Department of Obstetrics and Gynecology, Ruijin Hospital, Shanghai Jiaotong University School of Medicine, Shanghai, 200025, P.R. China.
Department of Obstetrics and Gynaecology, School of Clinical Medicine, Li Ka Shing Faculty of Medicine, The University of Hong Kong, Hong Kong Special Administrative Region, Hong Kong, P.R. China.
J Ovarian Res. 2024 Nov 6;17(1):219. doi: 10.1186/s13048-024-01544-8.
The study aimed to compare the diagnostic efficacy of the machine learning models with expert subjective assessment (SA) in assessing the malignancy risk of ovarian tumors using transvaginal ultrasound (TVUS).
The retrospective single-center diagnostic study included 1555 consecutive patients from January 2019 to May 2021. Using this dataset, Residual Network(ResNet), Densely Connected Convolutional Network(DenseNet), Vision Transformer(ViT), and Swin Transformer models were established and evaluated separately or combined with Cancer antigen 125 (CA 125). The diagnostic performance was then compared with SA.
Of the 1555 patients, 76.9% were benign, while 23.1% were malignant (including borderline).
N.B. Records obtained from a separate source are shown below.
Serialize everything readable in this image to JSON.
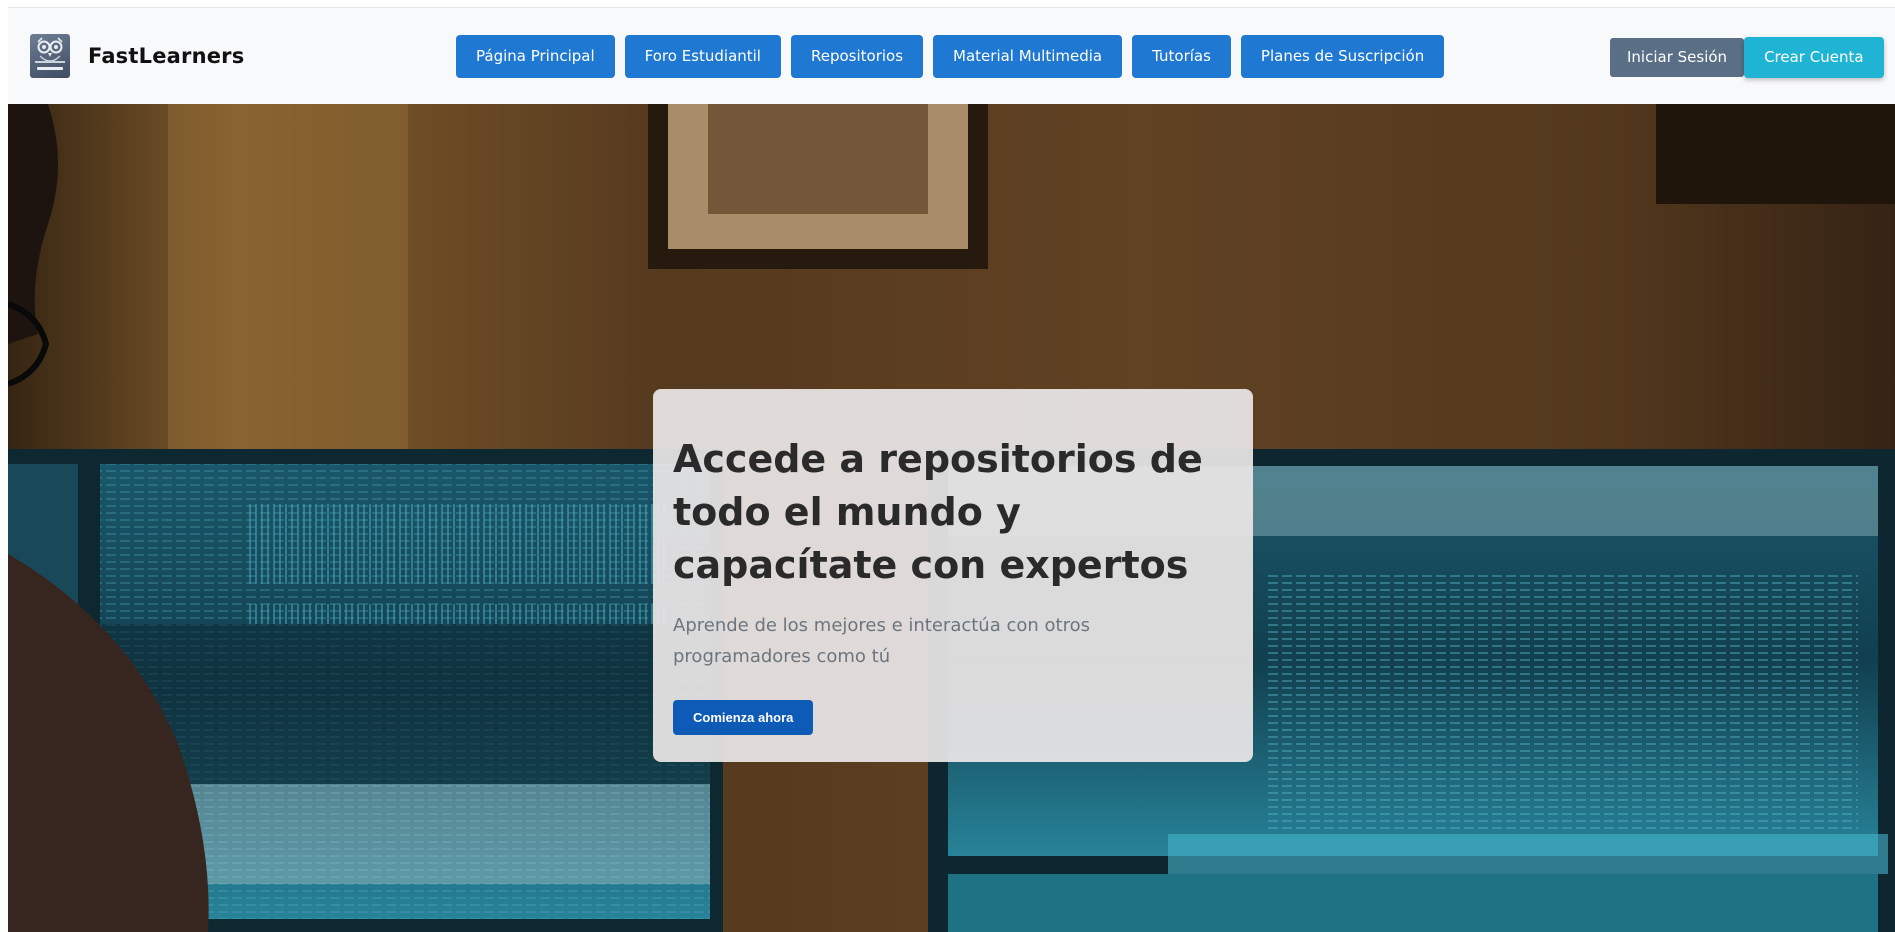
{
  "brand": {
    "name": "FastLearners",
    "logo_icon": "owl-logo-icon"
  },
  "nav": {
    "items": [
      {
        "label": "Página Principal"
      },
      {
        "label": "Foro Estudiantil"
      },
      {
        "label": "Repositorios"
      },
      {
        "label": "Material Multimedia"
      },
      {
        "label": "Tutorías"
      },
      {
        "label": "Planes de Suscripción"
      }
    ]
  },
  "auth": {
    "login_label": "Iniciar Sesión",
    "signup_label": "Crear Cuenta"
  },
  "hero": {
    "title": "Accede a repositorios de todo el mundo y capacítate con expertos",
    "subtitle": "Aprende de los mejores e interactúa con otros programadores como tú",
    "cta_label": "Comienza ahora"
  },
  "colors": {
    "nav_button": "#1f78d1",
    "login_button": "#5a6f86",
    "signup_button": "#1fb3d4",
    "cta_button": "#0d5bb7",
    "header_bg": "#f8f9fa"
  }
}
When differentiating the malignant from ovarian tumors, the SA had an AUC of 0.97 (95% CI, 0.93-0.99), sensitivity of 87.2%, and specificity of 98.4%. Except for Vision Transformer, other machine learning models had diagnostic performance comparable to that of the expert. The DenseNet model had an AUC of 0.91 (95% CI, 0.86-0.95), sensitivity of 84.6%, and specificity of 95.1%. The ResNet50 model had an AUC of 0.91 (0.85-0.95). The Swin Transformer model had an AUC of 0.92 (0.87-0.96), sensitivity of 87.2%, and specificity of 94.3%. There was a statistically significant difference between the Vision Transformer and SA, and between the Vision Transformer and Swin Transformer models (AUC: 0.87 vs. 0.97, P = 0.01; AUC: 0.87 vs. 0.92, P = 0.04). Adding CA125 did not improve the diagnostic performance of the models in distinguishing benign and malignant ovarian tumors.
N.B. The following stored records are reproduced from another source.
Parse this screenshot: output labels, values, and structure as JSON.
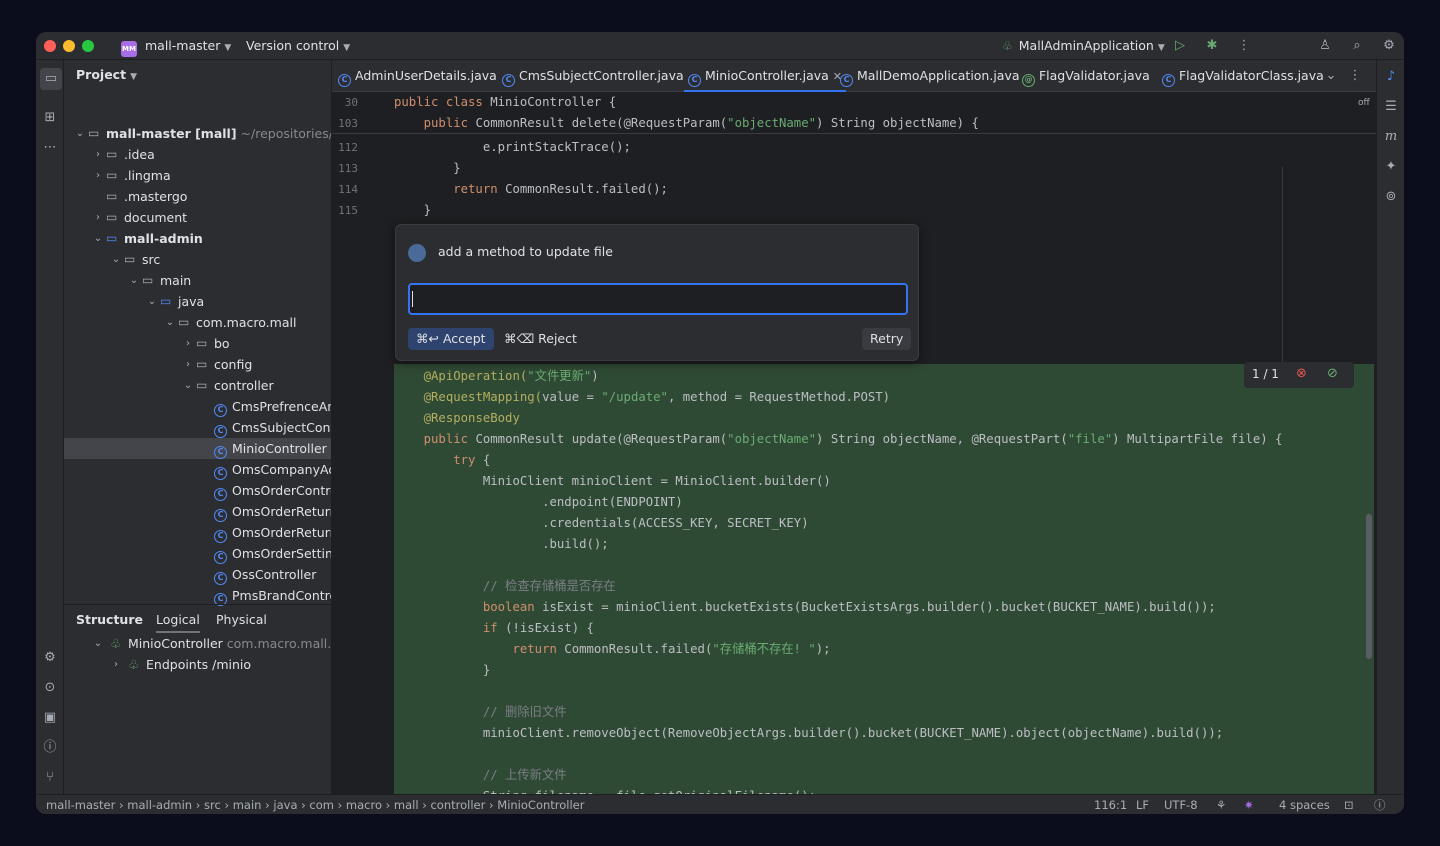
{
  "titlebar": {
    "project_badge": "MM",
    "project": "mall-master",
    "vcs": "Version control",
    "run_config": "MallAdminApplication"
  },
  "project_panel": {
    "title": "Project",
    "root_name": "mall-master",
    "root_module": "[mall]",
    "root_path": "~/repositories/test",
    "items": [
      {
        "label": "mall-master [mall]"
      },
      {
        "label": ".idea"
      },
      {
        "label": ".lingma"
      },
      {
        "label": ".mastergo"
      },
      {
        "label": "document"
      },
      {
        "label": "mall-admin"
      },
      {
        "label": "src"
      },
      {
        "label": "main"
      },
      {
        "label": "java"
      },
      {
        "label": "com.macro.mall"
      },
      {
        "label": "bo"
      },
      {
        "label": "config"
      },
      {
        "label": "controller"
      },
      {
        "label": "CmsPrefrenceAreaController"
      },
      {
        "label": "CmsSubjectController"
      },
      {
        "label": "MinioController"
      },
      {
        "label": "OmsCompanyAddressController"
      },
      {
        "label": "OmsOrderController"
      },
      {
        "label": "OmsOrderReturnApplyController"
      },
      {
        "label": "OmsOrderReturnReasonController"
      },
      {
        "label": "OmsOrderSettingController"
      },
      {
        "label": "OssController"
      },
      {
        "label": "PmsBrandController"
      }
    ]
  },
  "structure": {
    "tabs": [
      "Structure",
      "Logical",
      "Physical"
    ],
    "class_name": "MinioController",
    "class_pkg": "com.macro.mall.controller",
    "endpoints_label": "Endpoints",
    "endpoints_path": "/minio"
  },
  "tabs": [
    {
      "label": "AdminUserDetails.java"
    },
    {
      "label": "CmsSubjectController.java"
    },
    {
      "label": "MinioController.java"
    },
    {
      "label": "MallDemoApplication.java"
    },
    {
      "label": "FlagValidator.java"
    },
    {
      "label": "FlagValidatorClass.java"
    }
  ],
  "editor": {
    "off_label": "off",
    "sticky": [
      {
        "ln": "30",
        "pre": "",
        "kw": "public class ",
        "rest": "MinioController {"
      },
      {
        "ln": "103",
        "pre": "    ",
        "kw": "public ",
        "rest": "CommonResult delete(@RequestParam(",
        "str": "\"objectName\"",
        "tail": ") String objectName) {"
      }
    ],
    "lines": [
      {
        "ln": "112",
        "text": "            e.printStackTrace();"
      },
      {
        "ln": "113",
        "text": "        }"
      },
      {
        "ln": "114",
        "kw": "        return ",
        "text": "CommonResult.failed();"
      },
      {
        "ln": "115",
        "text": "    }"
      }
    ],
    "diff_counter": "1 / 1"
  },
  "ai_popup": {
    "prompt": "add a method to update file",
    "input_value": "",
    "accept": "⌘↩ Accept",
    "reject": "⌘⌫ Reject",
    "retry": "Retry"
  },
  "generated": [
    {
      "pre": "    ",
      "an": "@ApiOperation(",
      "str": "\"文件更新\"",
      "rest": ")"
    },
    {
      "pre": "    ",
      "an": "@RequestMapping(",
      "rest": "value = ",
      "str": "\"/update\"",
      "tail": ", method = RequestMethod.POST)"
    },
    {
      "pre": "    ",
      "an": "@ResponseBody"
    },
    {
      "pre": "    ",
      "kw": "public ",
      "rest": "CommonResult update(@RequestParam(",
      "str": "\"objectName\"",
      "tail": ") String objectName, @RequestPart(",
      "str2": "\"file\"",
      "tail2": ") MultipartFile file) {"
    },
    {
      "pre": "        ",
      "kw": "try ",
      "rest": "{"
    },
    {
      "pre": "            ",
      "rest": "MinioClient minioClient = MinioClient.builder()"
    },
    {
      "pre": "                    ",
      "rest": ".endpoint(ENDPOINT)"
    },
    {
      "pre": "                    ",
      "rest": ".credentials(ACCESS_KEY, SECRET_KEY)"
    },
    {
      "pre": "                    ",
      "rest": ".build();"
    },
    {
      "pre": "",
      "rest": ""
    },
    {
      "pre": "            ",
      "cm": "// 检查存储桶是否存在"
    },
    {
      "pre": "            ",
      "kw": "boolean ",
      "rest": "isExist = minioClient.bucketExists(BucketExistsArgs.builder().bucket(BUCKET_NAME).build());"
    },
    {
      "pre": "            ",
      "kw": "if ",
      "rest": "(!isExist) {"
    },
    {
      "pre": "                ",
      "kw": "return ",
      "rest": "CommonResult.failed(",
      "str": "\"存储桶不存在! \"",
      "tail": ");"
    },
    {
      "pre": "            ",
      "rest": "}"
    },
    {
      "pre": "",
      "rest": ""
    },
    {
      "pre": "            ",
      "cm": "// 删除旧文件"
    },
    {
      "pre": "            ",
      "rest": "minioClient.removeObject(RemoveObjectArgs.builder().bucket(BUCKET_NAME).object(objectName).build());"
    },
    {
      "pre": "",
      "rest": ""
    },
    {
      "pre": "            ",
      "cm": "// 上传新文件"
    },
    {
      "pre": "            ",
      "rest": "String filename = file.getOriginalFilename();"
    }
  ],
  "statusbar": {
    "breadcrumbs": [
      "mall-master",
      "mall-admin",
      "src",
      "main",
      "java",
      "com",
      "macro",
      "mall",
      "controller",
      "MinioController"
    ],
    "position": "116:1",
    "line_sep": "LF",
    "encoding": "UTF-8",
    "indent": "4 spaces"
  },
  "colors": {
    "accent": "#3574f0",
    "diff_bg": "#2f4a34",
    "panel": "#2b2d30",
    "editor": "#1e1f22"
  }
}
The deep learning model of TVUS can be used in ovarian cancer evaluation, and its diagnostic performance is comparable to that of expert assessment.
本研究旨在比较机器学习模型与专家主观评估(SA)在使用经阴道超声(TVUS)评估卵巢肿瘤恶性风险方面的诊断效能。
本回顾性单中心诊断研究纳入了 2019 年 1 月至 2021 年 5 月期间的 1555 例连续患者。使用该数据集,分别建立了残差网络(ResNet)、密集连接卷积网络(DenseNet)、视觉Transformer(ViT)和 Swin Transformer 模型,并对其进行了评估,还将它们分别与癌抗原 125(CA 125)联合评估。然后将这些诊断性能与 SA 进行了比较。
在 1555 例患者中,76.9%为良性,23.1%为恶性(包括交界性)。在区分恶性与卵巢肿瘤时,SA 的 AUC 为 0.97(95%CI,0.93-0.99),敏感度为 87.2%,特异度为 98.4%。除了视觉 Transformer 之外,其他机器学习模型的诊断性能与专家相当。DenseNet 模型的 AUC 为 0.91(95%CI,0.86-0.95),敏感度为 84.6%,特异度为 95.1%。ResNet50 模型的 AUC 为 0.91(0.85-0.95)。Swin Transformer 模型的 AUC 为 0.92(0.87-0.96),敏感度为 87.2%,特异度为 94.3%。视觉 Transformer 与 SA 之间,以及视觉 Transformer 与 Swin Transformer 模型之间的 AUC 存在统计学差异(AUC:0.87 比 0.97,P=0.01;AUC:0.87 比 0.92,P=0.04)。添加 CA125 并不能提高模型区分良性和恶性卵巢肿瘤的诊断性能。
TVUS 的深度学习模型可用于卵巢癌评估,其诊断性能可与专家评估相媲美。